Of course, none of the time was “wasted.” We spent hours in gorgeous weather on the lake engaged in activities and accomplishments that our children will never forget, among them: slalom skiing for my 12-year-old, fast and fearless tubing for my 11-year-old son, astonishing double backflips off a diving board by my 8-year-old daughter, and near-permanent attachment to our friend’s cuddly Havanese for my 6-year-old daughter. For the adults, there was enjoyable time preparing elaborate Italian meals consumed with good wine, evenings around a firepit overlooking the lake, and a midnight cruise on the boat under a full moon.
So the fact I didn’t accomplish what I thought I would is not that great of a tragedy. Especially because I was hit with a couple of unexpected moments of inspiration.
I’ll focus on one that has relevance to a couple of stories in this issue of the newspaper.
The background is our contact with my friend’s father, who is in his 70s, has nine kids and (nearly) 35 grandkids. He’s also a very successful entrepreneur who persevered through a string of early failures and remains actively engaged in his enterprise.
I always enjoy talking to him, and listening to stories about the obstacles he has overcome, from venial city councils to the current economic downturn. He seems to have an unshakable confidence that even through all the trials and many blessings, God has, is and will provide for him and his family.
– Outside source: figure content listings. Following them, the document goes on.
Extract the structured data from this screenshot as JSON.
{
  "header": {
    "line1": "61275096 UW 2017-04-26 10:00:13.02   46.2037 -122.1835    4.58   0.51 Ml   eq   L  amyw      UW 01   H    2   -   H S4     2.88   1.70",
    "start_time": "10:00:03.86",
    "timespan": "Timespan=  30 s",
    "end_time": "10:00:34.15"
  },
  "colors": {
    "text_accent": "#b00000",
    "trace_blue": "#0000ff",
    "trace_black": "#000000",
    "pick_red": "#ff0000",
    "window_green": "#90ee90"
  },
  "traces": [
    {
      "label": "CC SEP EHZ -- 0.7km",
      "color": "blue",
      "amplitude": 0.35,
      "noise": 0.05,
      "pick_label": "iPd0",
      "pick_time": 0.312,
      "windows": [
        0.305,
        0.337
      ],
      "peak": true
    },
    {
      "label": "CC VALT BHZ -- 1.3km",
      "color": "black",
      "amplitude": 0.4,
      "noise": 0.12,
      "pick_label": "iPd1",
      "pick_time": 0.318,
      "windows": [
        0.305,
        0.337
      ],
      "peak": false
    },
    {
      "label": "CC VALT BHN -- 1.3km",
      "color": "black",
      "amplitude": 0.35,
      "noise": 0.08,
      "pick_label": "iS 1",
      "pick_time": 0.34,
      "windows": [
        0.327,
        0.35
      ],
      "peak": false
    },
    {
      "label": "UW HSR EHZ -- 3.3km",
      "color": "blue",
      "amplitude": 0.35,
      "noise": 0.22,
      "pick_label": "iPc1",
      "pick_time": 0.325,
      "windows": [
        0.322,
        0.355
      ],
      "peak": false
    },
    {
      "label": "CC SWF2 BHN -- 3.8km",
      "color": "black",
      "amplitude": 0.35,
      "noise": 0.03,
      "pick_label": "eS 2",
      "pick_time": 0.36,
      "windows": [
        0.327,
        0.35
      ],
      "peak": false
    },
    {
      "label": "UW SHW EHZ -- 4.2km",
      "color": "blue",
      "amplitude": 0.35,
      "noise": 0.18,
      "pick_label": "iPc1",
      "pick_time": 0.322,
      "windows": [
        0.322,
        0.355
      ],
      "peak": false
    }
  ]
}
I’ve heard him say before that his trust comes from prayer, especially virtual unfailing attendance at daily Mass. That comes first. And then everything else falls into place.
This time, though, I was able to attend Mass at his own house, and witness the glow on his face as the two of us worked to stow the cruets and other Mass items. This is a man, I realized, who really understands and appreciates what Mass is all about. This is living like the Mass is, in the words of the Second Vatican Council, the “source and summit” of life.
As our editorial this week points out, the wording changes to the Mass prayers being introduced this Advent are a tremendous opportunity for all of us to rediscover this truth for ourselves. As Catholics, we believe that there is truly nothing more monumental we can do than prayerfully join in the celebration of Holy Eucharist.
Not everyone will be able to find a way to get to Mass daily, but many of us can. The best fruit of my vacation is a firm commitment to try.